AstraZeneca and Merck’s Lynparza, in tandem with Roche’s Avastin, nabbed an FDA green light Friday to treat those women, and those with BRCA mutations, too. The approval follows fast on the heels of the agency’s nod for GlaxoSmithKline’s Zejula in the same population, which came last Wednesday.
Lynparza's approval isn't as broad as Zejula's, though. The FDA didn't clear it for use in patients without homologous recombination deficiencies (HRD), a group for which the Lynparza-Avastin combo cut the risk of disease progression or death by just 8%. About half of women with advanced ovarian cancer have an HRD-positive tumor, AstraZeneca said.
"We are somewhat surprised by the HRD restriction placed in the Lynparza label since AZN (OP) management previously communicated they would file for approval in the intent-to-treat (ITT) population," Leerink Partners analyst Geoffrey Porges wrote in a Friday note to clients, adding that "Lynparza’s HRD-only approval further affirms our positive Zejula outlook."
Regulators based their Lynparza decision on data showing that patients taking the drug went a median 37.2 months without seeing their disease worsen, versus 17.7 months for women receiving Avastin plus placebo. AZ and Merck unveiled those results at last fall’s European Society for Medical Oncology annual meeting, where GSK also trumpeted the data that supported Zejula’s recent go-ahead.
Now, the two regimens will go head-to-head in the market, except in HRD-negative patients, where Zejula will be facing down solo Avastin. "We have modeled Zejula as having the best commercial opportunity in the HRD- cohort, where the drug will need to compete with Avastin to gain market share," Leerink Partners analyst Andrew Berens wrote in his own Friday note to clients.

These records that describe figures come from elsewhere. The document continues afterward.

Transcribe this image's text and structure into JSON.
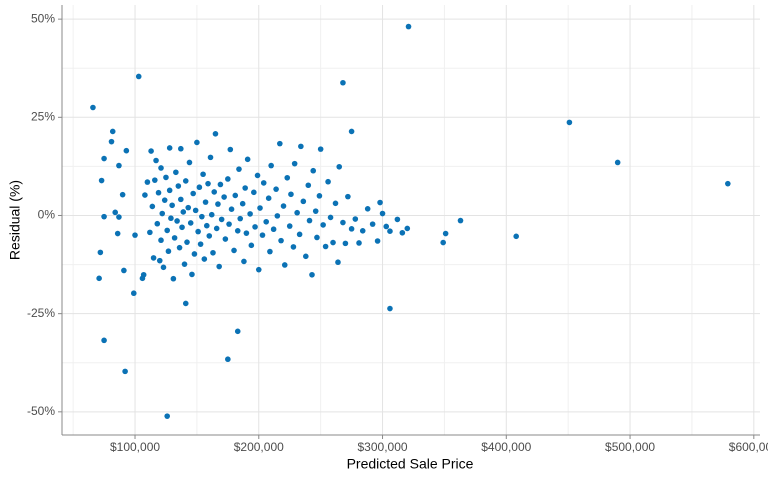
{
  "chart_data": {
    "type": "scatter",
    "x_label": "Predicted Sale Price",
    "y_label": "Residual (%)",
    "color": "#0b72b5",
    "grid": true,
    "xlim": [
      41000,
      605000
    ],
    "ylim": [
      -55.9,
      53.6
    ],
    "xticks": [
      {
        "value": 100000,
        "label": "$100,000"
      },
      {
        "value": 200000,
        "label": "$200,000"
      },
      {
        "value": 300000,
        "label": "$300,000"
      },
      {
        "value": 400000,
        "label": "$400,000"
      },
      {
        "value": 500000,
        "label": "$500,000"
      },
      {
        "value": 600000,
        "label": "$600,000"
      }
    ],
    "yticks": [
      {
        "value": -50,
        "label": "-50%"
      },
      {
        "value": -25,
        "label": "-25%"
      },
      {
        "value": 0,
        "label": "0%"
      },
      {
        "value": 25,
        "label": "25%"
      },
      {
        "value": 50,
        "label": "50%"
      }
    ],
    "minor_xticks": [
      50000,
      150000,
      250000,
      350000,
      450000,
      550000
    ],
    "minor_yticks": [
      -37.5,
      -12.5,
      12.5,
      37.5
    ],
    "x": [
      66000,
      103000,
      321000,
      268000,
      275000,
      451000,
      490000,
      579000,
      408000,
      363000,
      351000,
      349000,
      306000,
      183000,
      175000,
      126000,
      92000,
      75000,
      71000,
      99000,
      91000,
      141000,
      72000,
      82000,
      81000,
      93000,
      75000,
      87000,
      73000,
      75000,
      84000,
      87000,
      90000,
      86000,
      107000,
      106000,
      100000,
      108000,
      110000,
      112000,
      113000,
      114000,
      115000,
      116000,
      117000,
      118000,
      119000,
      120000,
      121000,
      121000,
      122000,
      123000,
      124000,
      125000,
      126000,
      127000,
      128000,
      128000,
      129000,
      130000,
      131000,
      132000,
      133000,
      134000,
      135000,
      136000,
      137000,
      137000,
      138000,
      139000,
      140000,
      141000,
      142000,
      143000,
      144000,
      145000,
      146000,
      147000,
      148000,
      149000,
      150000,
      151000,
      152000,
      153000,
      154000,
      155000,
      156000,
      157000,
      158000,
      159000,
      160000,
      161000,
      162000,
      163000,
      164000,
      165000,
      166000,
      167000,
      168000,
      169000,
      170000,
      172000,
      173000,
      175000,
      176000,
      177000,
      178000,
      180000,
      181000,
      183000,
      184000,
      185000,
      187000,
      188000,
      189000,
      190000,
      191000,
      193000,
      194000,
      196000,
      197000,
      199000,
      200000,
      201000,
      203000,
      204000,
      206000,
      208000,
      209000,
      210000,
      212000,
      214000,
      215000,
      217000,
      218000,
      220000,
      221000,
      223000,
      225000,
      226000,
      228000,
      229000,
      231000,
      233000,
      234000,
      236000,
      238000,
      240000,
      241000,
      243000,
      244000,
      246000,
      247000,
      249000,
      250000,
      252000,
      254000,
      256000,
      258000,
      260000,
      262000,
      264000,
      265000,
      268000,
      270000,
      272000,
      275000,
      278000,
      281000,
      284000,
      288000,
      292000,
      296000,
      298000,
      300000,
      303000,
      306000,
      312000,
      316000,
      320000
    ],
    "values": [
      27.5,
      35.4,
      48.1,
      33.8,
      21.4,
      23.7,
      13.5,
      8.1,
      -5.3,
      -1.3,
      -4.6,
      -6.9,
      -23.7,
      -29.5,
      -36.6,
      -51.1,
      -39.7,
      -31.8,
      -16.0,
      -19.8,
      -14.0,
      -22.4,
      -9.4,
      21.4,
      18.8,
      16.5,
      14.5,
      12.7,
      8.9,
      -0.3,
      0.8,
      -0.4,
      5.3,
      -4.6,
      -15.1,
      -16.0,
      -5.0,
      5.2,
      8.5,
      -4.3,
      16.4,
      2.3,
      -10.8,
      9.0,
      14.0,
      -2.1,
      5.8,
      -11.5,
      -6.3,
      12.1,
      0.5,
      -13.2,
      3.9,
      9.7,
      -3.8,
      -9.1,
      6.4,
      17.2,
      -0.7,
      2.6,
      -16.1,
      -5.7,
      11.0,
      -1.4,
      7.5,
      -8.2,
      4.1,
      17.0,
      -3.0,
      0.9,
      -12.4,
      8.8,
      -6.8,
      2.0,
      13.5,
      -1.9,
      -15.0,
      5.6,
      -9.8,
      1.3,
      18.6,
      -4.1,
      7.2,
      -7.3,
      -0.3,
      10.5,
      -11.1,
      3.4,
      -2.6,
      8.1,
      -5.2,
      14.8,
      0.2,
      -9.5,
      6.0,
      20.8,
      -3.3,
      2.9,
      -13.0,
      7.9,
      -1.0,
      4.7,
      -6.0,
      9.3,
      -2.2,
      16.8,
      1.6,
      -8.9,
      5.1,
      -3.9,
      11.8,
      -0.8,
      3.0,
      -11.7,
      7.0,
      -4.5,
      14.3,
      0.4,
      -7.6,
      5.9,
      -2.9,
      10.2,
      -13.8,
      1.9,
      -5.0,
      8.3,
      -1.6,
      4.4,
      -9.2,
      12.7,
      -3.5,
      6.7,
      -0.1,
      18.3,
      -6.4,
      2.4,
      -12.6,
      9.6,
      -2.7,
      5.4,
      -8.0,
      13.2,
      0.7,
      -4.8,
      17.6,
      3.6,
      -10.4,
      7.7,
      -1.3,
      -15.1,
      11.4,
      1.1,
      -5.6,
      5.0,
      16.9,
      -2.4,
      -7.9,
      8.6,
      -0.5,
      -6.9,
      3.1,
      -11.9,
      12.4,
      -1.8,
      -7.1,
      4.8,
      -3.4,
      -0.9,
      -7.0,
      -3.9,
      1.7,
      -2.2,
      -6.5,
      3.3,
      0.5,
      -2.8,
      -4.0,
      -1.0,
      -4.4,
      -3.3
    ]
  }
}
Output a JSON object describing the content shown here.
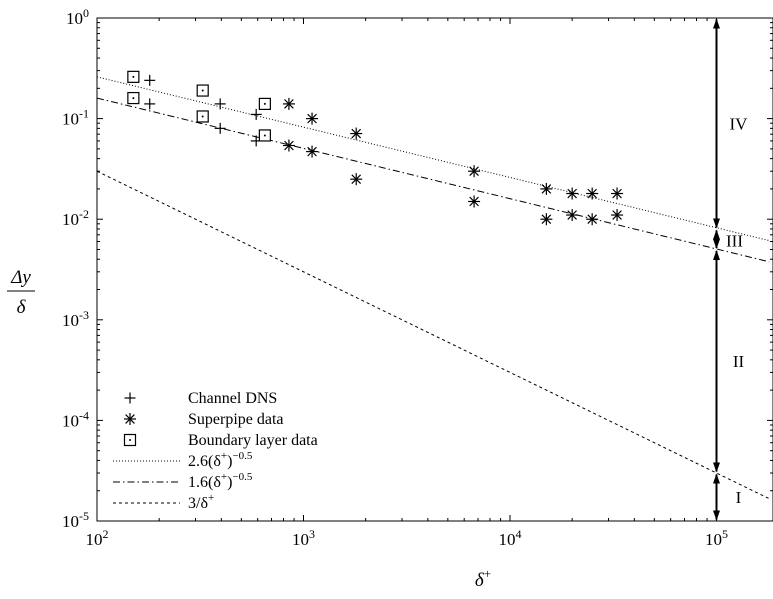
{
  "chart_data": {
    "type": "scatter",
    "xscale": "log",
    "yscale": "log",
    "xlim": [
      100,
      180000
    ],
    "ylim": [
      1e-05,
      1
    ],
    "xlabel": "δ+",
    "ylabel": {
      "numerator": "Δy",
      "denominator": "δ"
    },
    "x_ticks": [
      {
        "value": 100,
        "base": "10",
        "exp": "2"
      },
      {
        "value": 1000,
        "base": "10",
        "exp": "3"
      },
      {
        "value": 10000,
        "base": "10",
        "exp": "4"
      },
      {
        "value": 100000,
        "base": "10",
        "exp": "5"
      }
    ],
    "y_ticks": [
      {
        "value": 1e-05,
        "base": "10",
        "exp": "-5"
      },
      {
        "value": 0.0001,
        "base": "10",
        "exp": "-4"
      },
      {
        "value": 0.001,
        "base": "10",
        "exp": "-3"
      },
      {
        "value": 0.01,
        "base": "10",
        "exp": "-2"
      },
      {
        "value": 0.1,
        "base": "10",
        "exp": "-1"
      },
      {
        "value": 1,
        "base": "10",
        "exp": "0"
      }
    ],
    "grid": false,
    "legend_position": "bottom-left",
    "series": [
      {
        "name": "Channel DNS",
        "marker": "plus",
        "x": [
          180,
          180,
          395,
          395,
          590,
          590
        ],
        "y": [
          0.24,
          0.14,
          0.14,
          0.08,
          0.11,
          0.06
        ]
      },
      {
        "name": "Superpipe data",
        "marker": "asterisk",
        "x": [
          850,
          850,
          1100,
          1100,
          1800,
          1800,
          6700,
          6700,
          15000,
          15000,
          20000,
          20000,
          25000,
          25000,
          33000,
          33000
        ],
        "y": [
          0.14,
          0.054,
          0.1,
          0.047,
          0.071,
          0.025,
          0.03,
          0.015,
          0.02,
          0.01,
          0.018,
          0.011,
          0.018,
          0.01,
          0.018,
          0.011
        ]
      },
      {
        "name": "Boundary layer data",
        "marker": "dotted-square",
        "x": [
          150,
          150,
          325,
          325,
          650,
          650
        ],
        "y": [
          0.26,
          0.16,
          0.19,
          0.105,
          0.14,
          0.068
        ]
      }
    ],
    "lines": [
      {
        "name": "2.6(δ+)−0.5",
        "coef": 2.6,
        "exp": -0.5,
        "dash": "1,2"
      },
      {
        "name": "1.6(δ+)−0.5",
        "coef": 1.6,
        "exp": -0.5,
        "dash": "7,3,1.5,3"
      },
      {
        "name": "3/δ+",
        "coef": 3,
        "exp": -1,
        "dash": "3,3"
      }
    ],
    "legend": [
      {
        "kind": "marker",
        "marker": "plus",
        "label": "Channel DNS"
      },
      {
        "kind": "marker",
        "marker": "asterisk",
        "label": "Superpipe data"
      },
      {
        "kind": "marker",
        "marker": "dotted-square",
        "label": "Boundary layer data"
      },
      {
        "kind": "line",
        "dash": "1,2",
        "base": "2.6(δ",
        "sup1": "+",
        "mid": ")",
        "sup2": "−0.5"
      },
      {
        "kind": "line",
        "dash": "7,3,1.5,3",
        "base": "1.6(δ",
        "sup1": "+",
        "mid": ")",
        "sup2": "−0.5"
      },
      {
        "kind": "line",
        "dash": "3,3",
        "base": "3/δ",
        "sup1": "+",
        "mid": "",
        "sup2": ""
      }
    ],
    "regions": {
      "x": 100000,
      "boundaries": [
        1e-05,
        3e-05,
        0.005,
        0.008,
        1
      ],
      "labels": [
        "I",
        "II",
        "III",
        "IV"
      ]
    }
  }
}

GSK's contender will also wield an advantage in the convenience department. Zejula, a pill, is taken on its own, without the challenges that come along with an Avastin infusion—particularly during a pandemic, when patients are trying to stay home as much as possible.
Adding a second drug to the mix can also introduce extra toxicity, Axel Hoos, SVP and oncology head at GSK, said in a recent interview.
But at ESMO, Dave Fredrickson, EVP and global head of AstraZeneca’s oncology business unit, stressed that the toxicity from the two drugs was “non-overlapping,” a factor he called “the most key.”
“Certainly there’s a different side effect profile than having Lynparza by itself, but we think the benefit-risk on this is clear” for the combo, he said at the time.
Meanwhile, Berens expects Lynparza to hang onto its current lead in BRCA-positive patients and for AstraZeneca and Merck to use their "numerically better efficacy" in other HRD-positive patients—the Lynparza-Avastin pairing kept disease at bay for a median 28.1 months in that group, versus Zejula's 19.6 months—to "encourage clinicians to test for HRD status," he wrote.
While only time will tell which regimen will take the lead in the market, Lynparza safely holds the PARP class lead when it comes to indication count. So far, it’s been the first in its field into ovarian, breast, and pancreatic cancer, and it’s racing Clovis Oncology’s Rubraca to enter the prostate cancer field, too.